Their friends weren’t all that supportive – well, Pansy’s friends weren’t. It often drove Pansy up the wall and she refused to choose between her friends and her girlfriend, claiming to be Switzerland. Those times were usually followed by a quiet period, then reconciliation and even more spectacular sex. Katie wondered if Pansy didn’t mind the arguments, really, because she always seemed to be extra passionate afterwards.

And then, just as suddenly as they found one another, they broke up. Katie still didn’t know what happened, they seemed to be fine, things were going as normal until Pansy showed up at Katie’s and Roger’s, all stiff, prim and proper, all the things that made Katie so mad about her now were used against her. She didn’t kiss Katie hello, she didn’t take off her robes, she didn’t smirk nor tease nor seduce.

“I can’t do this anymore, Kate,” she said and she left, not waiting for Katie to say anything, knowing it would only escalate into a fight.

Kate watched her as she left.
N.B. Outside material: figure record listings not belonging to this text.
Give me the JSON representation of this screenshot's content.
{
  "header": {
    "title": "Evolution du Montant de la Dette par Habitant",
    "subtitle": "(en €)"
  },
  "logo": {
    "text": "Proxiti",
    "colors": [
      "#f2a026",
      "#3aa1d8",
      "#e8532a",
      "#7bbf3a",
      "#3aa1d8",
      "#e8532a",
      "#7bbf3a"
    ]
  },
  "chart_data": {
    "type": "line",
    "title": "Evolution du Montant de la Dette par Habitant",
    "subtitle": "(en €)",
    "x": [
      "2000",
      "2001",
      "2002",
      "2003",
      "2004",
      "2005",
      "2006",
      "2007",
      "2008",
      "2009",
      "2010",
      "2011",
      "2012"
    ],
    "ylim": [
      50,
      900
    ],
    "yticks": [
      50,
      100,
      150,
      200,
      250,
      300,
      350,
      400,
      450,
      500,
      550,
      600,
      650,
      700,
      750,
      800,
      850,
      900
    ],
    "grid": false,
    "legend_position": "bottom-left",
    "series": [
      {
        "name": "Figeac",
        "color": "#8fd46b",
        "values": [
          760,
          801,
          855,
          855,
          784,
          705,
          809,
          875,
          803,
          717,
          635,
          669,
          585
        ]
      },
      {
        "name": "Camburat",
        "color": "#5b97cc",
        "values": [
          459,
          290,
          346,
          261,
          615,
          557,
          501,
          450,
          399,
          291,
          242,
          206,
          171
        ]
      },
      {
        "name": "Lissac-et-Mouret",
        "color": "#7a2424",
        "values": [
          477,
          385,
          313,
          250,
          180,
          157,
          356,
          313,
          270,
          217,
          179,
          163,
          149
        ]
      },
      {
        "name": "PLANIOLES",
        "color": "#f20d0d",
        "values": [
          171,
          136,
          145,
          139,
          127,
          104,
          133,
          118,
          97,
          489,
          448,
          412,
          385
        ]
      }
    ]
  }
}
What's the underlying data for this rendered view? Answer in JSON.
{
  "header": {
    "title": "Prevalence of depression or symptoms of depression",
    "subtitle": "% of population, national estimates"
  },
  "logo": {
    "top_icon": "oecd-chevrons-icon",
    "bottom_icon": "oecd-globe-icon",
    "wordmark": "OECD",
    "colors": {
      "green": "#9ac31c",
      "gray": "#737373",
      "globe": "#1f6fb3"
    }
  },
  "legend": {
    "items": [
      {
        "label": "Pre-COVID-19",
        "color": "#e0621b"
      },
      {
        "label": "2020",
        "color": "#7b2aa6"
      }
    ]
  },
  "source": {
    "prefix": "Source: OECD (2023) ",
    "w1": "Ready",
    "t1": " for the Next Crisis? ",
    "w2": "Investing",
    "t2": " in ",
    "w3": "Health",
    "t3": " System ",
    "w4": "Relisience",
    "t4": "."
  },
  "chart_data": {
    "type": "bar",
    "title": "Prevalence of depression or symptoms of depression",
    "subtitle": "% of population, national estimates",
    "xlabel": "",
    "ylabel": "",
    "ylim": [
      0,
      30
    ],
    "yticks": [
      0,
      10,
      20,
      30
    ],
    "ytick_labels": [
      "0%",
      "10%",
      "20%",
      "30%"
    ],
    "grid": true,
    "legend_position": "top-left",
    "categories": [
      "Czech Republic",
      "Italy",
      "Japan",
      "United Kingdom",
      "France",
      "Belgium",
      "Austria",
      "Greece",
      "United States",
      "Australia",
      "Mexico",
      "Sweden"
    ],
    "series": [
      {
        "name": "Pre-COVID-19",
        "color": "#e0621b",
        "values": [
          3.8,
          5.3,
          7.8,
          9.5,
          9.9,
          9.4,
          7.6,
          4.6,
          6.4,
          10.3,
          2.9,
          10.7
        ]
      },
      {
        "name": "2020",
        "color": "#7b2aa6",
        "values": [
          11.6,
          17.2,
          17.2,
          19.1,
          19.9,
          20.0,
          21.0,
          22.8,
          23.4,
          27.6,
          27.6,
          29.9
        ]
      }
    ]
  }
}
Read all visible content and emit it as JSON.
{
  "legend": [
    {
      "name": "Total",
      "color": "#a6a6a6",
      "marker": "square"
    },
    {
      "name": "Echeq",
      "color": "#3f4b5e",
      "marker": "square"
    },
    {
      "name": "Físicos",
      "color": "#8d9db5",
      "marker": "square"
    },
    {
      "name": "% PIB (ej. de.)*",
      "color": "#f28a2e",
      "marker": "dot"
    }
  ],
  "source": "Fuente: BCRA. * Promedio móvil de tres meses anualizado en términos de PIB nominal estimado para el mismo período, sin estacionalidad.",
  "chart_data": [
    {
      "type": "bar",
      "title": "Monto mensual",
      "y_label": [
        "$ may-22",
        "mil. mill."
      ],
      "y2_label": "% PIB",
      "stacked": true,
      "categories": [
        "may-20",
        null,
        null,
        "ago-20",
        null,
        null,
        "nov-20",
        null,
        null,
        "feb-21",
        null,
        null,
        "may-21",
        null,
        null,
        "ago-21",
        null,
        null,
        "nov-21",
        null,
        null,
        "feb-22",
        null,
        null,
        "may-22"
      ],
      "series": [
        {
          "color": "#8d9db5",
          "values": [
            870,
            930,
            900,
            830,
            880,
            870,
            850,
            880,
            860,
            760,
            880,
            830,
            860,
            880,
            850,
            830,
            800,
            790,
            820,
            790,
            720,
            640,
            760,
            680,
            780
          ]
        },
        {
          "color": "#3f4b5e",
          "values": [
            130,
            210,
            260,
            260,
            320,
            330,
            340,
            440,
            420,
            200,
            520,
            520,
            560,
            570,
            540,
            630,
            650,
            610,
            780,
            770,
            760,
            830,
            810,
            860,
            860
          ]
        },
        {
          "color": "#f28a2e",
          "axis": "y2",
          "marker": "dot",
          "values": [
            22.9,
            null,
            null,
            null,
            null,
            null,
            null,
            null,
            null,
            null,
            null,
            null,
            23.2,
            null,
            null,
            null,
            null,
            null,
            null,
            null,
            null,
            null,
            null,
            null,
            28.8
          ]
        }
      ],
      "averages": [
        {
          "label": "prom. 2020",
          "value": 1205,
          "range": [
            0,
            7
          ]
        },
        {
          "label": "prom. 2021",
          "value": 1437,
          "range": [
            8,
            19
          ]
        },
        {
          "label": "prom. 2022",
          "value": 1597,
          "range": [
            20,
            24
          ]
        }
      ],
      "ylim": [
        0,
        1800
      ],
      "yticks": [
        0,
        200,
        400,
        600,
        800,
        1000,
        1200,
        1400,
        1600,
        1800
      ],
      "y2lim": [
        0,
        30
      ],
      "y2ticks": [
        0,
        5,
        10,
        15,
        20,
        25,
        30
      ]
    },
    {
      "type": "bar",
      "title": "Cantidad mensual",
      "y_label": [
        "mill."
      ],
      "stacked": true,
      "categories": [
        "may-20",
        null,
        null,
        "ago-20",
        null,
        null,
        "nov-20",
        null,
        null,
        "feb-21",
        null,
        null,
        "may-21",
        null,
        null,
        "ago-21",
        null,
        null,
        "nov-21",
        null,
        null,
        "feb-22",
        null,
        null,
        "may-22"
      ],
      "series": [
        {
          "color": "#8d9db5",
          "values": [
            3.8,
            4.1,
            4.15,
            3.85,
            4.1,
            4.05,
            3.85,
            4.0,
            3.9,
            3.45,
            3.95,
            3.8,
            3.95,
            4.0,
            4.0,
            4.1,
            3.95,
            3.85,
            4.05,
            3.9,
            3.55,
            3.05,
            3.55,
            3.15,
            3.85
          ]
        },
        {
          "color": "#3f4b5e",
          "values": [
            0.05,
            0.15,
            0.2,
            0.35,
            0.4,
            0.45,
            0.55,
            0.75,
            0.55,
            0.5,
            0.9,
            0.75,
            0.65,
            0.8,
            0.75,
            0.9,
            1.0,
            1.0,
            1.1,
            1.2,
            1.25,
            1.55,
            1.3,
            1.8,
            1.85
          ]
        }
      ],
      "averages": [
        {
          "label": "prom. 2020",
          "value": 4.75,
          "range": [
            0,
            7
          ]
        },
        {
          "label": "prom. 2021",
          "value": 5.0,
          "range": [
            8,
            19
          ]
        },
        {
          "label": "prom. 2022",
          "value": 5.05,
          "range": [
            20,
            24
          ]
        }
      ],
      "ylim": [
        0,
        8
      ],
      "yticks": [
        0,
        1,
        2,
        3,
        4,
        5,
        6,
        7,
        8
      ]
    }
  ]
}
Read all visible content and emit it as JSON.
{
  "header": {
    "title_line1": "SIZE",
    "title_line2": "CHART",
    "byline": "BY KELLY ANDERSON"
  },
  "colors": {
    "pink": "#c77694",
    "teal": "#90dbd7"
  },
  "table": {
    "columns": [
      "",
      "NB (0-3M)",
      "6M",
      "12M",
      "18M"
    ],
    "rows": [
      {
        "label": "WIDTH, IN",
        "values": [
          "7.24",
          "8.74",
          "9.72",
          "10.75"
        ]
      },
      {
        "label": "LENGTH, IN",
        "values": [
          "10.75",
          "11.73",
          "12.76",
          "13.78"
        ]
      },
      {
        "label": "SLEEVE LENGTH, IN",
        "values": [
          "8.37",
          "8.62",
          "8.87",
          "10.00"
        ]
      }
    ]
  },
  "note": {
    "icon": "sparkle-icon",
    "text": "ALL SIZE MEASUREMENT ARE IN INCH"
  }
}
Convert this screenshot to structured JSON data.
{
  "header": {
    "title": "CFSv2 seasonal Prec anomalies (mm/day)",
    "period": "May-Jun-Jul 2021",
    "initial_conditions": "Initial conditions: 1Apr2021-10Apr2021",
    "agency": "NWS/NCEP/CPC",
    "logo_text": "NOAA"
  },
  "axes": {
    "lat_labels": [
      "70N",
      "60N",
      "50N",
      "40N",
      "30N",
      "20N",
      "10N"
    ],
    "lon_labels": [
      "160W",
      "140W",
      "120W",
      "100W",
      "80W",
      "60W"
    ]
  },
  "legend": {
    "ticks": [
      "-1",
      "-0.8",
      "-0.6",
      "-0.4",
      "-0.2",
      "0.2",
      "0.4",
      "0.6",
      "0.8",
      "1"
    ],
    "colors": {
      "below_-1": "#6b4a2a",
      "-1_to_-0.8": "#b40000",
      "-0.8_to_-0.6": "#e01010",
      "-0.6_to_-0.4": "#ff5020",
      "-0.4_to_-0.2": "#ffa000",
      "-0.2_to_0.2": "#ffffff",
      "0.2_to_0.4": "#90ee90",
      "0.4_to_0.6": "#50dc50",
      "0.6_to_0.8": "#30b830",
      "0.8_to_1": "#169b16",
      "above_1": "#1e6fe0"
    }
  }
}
She thought she’d leave her be for that night and contact her the next morning to talk things through because, dammit, they were worth fighting for.

So she stayed in, drank with Roger and bitched about life. The next morning she gulped down the hangover potion, dressed the way she knew Pansy loved her to dress and set out to change her girlfriend’s mind. Only the wards didn’t let her through. Pans’ Floo was disconnected, her owl couldn’t find Pansy, either. She resorted to contacting Lavender and Astoria, hoping they’d have some way of contacting Pansy only to find out that Pansy had left them all.

It took Katie a long time to understand why Pansy just up and left and she still wasn’t sure if she understood. She searched for her for the first few months, asking anyone who knew Pansy after her but no-one could give her an answer. She even visited Draco Malfoy, bent on pleading with him to tell her where Pansy was because he had to know, if anyone knew it had to be him, only to have the door closed in the face.

So she gave up and tried moving on. But every few weeks she’d remember something about Pansy – the way she spoke, the way she looked just after they had sex or even the way she liked her coffee with peppermint – and her search began anew.

At first her friends tolerated it, even indulged her. Lavender missed Pansy just as much as Katie did and they’d spend some of their weekends pouring over wizarding trash magazines, hoping to see Pansy on one of the pages, socialising with someone and getting caught on the camera by accident. But Pansy, quite uncharacteristically, seemed to lay low.

After a year had passed since Pansy disappeared, Katie’s friends started growing impatient with her.

“She’s gone, Kates, you need to move on.”

“If she wanted to contact us, she would by now.”

“You’re better off without that cow anyway.”

Katie lost all hope of finding Pansy – but she still searched, she still remembered. The memories started growing foggy, she started forgetting the feel of Pansy’s skin on her skin, she started forgetting the way Pansy made her feel. She borrowed Harry’s Pensieve and put all her memories of Pansy in it. It took her a long while to stop rewatching them; actually, Roger had to take the Pensieve away and tell her to stop or he’d Floo her mother. She desisted at that moment and was left to her thoughts.

That’s when she realised why she couldn’t let go of Pansy blood Parkinson. She was in love with her even now. She sat on her bed, her head in her hands, focused on nothing but her epiphany. She was in love with a woman who left her. How pathetic was that?

“Kates, you okay?”

She looked up at Roger.

“No.”

“Do you want to, y’know, talk about it?”

“No.”

“... Okay. Want a beer?”

“Yeah.”

She drank the beer in one go and gestured at Roger for another. He gave her his beer with a sigh and went to get another one.

“You gonna be okay?”

“Yeah.”

And she would be okay. She would find Pansy and she would finally make peace with her mind. She was not going to stand for this, for being this sad little girl who can only mope after her girlfriend left her. By Merlin, she was no better than that Pigeon chick from that movie about sparkling vampires that Lavender talked her into watching. Hell no, she was Katie Bell, Appleby’s Chaser, a Gryffindor and she wouldn’t stand for this.

“I’ll be just fine, Roger, don’t you worry.”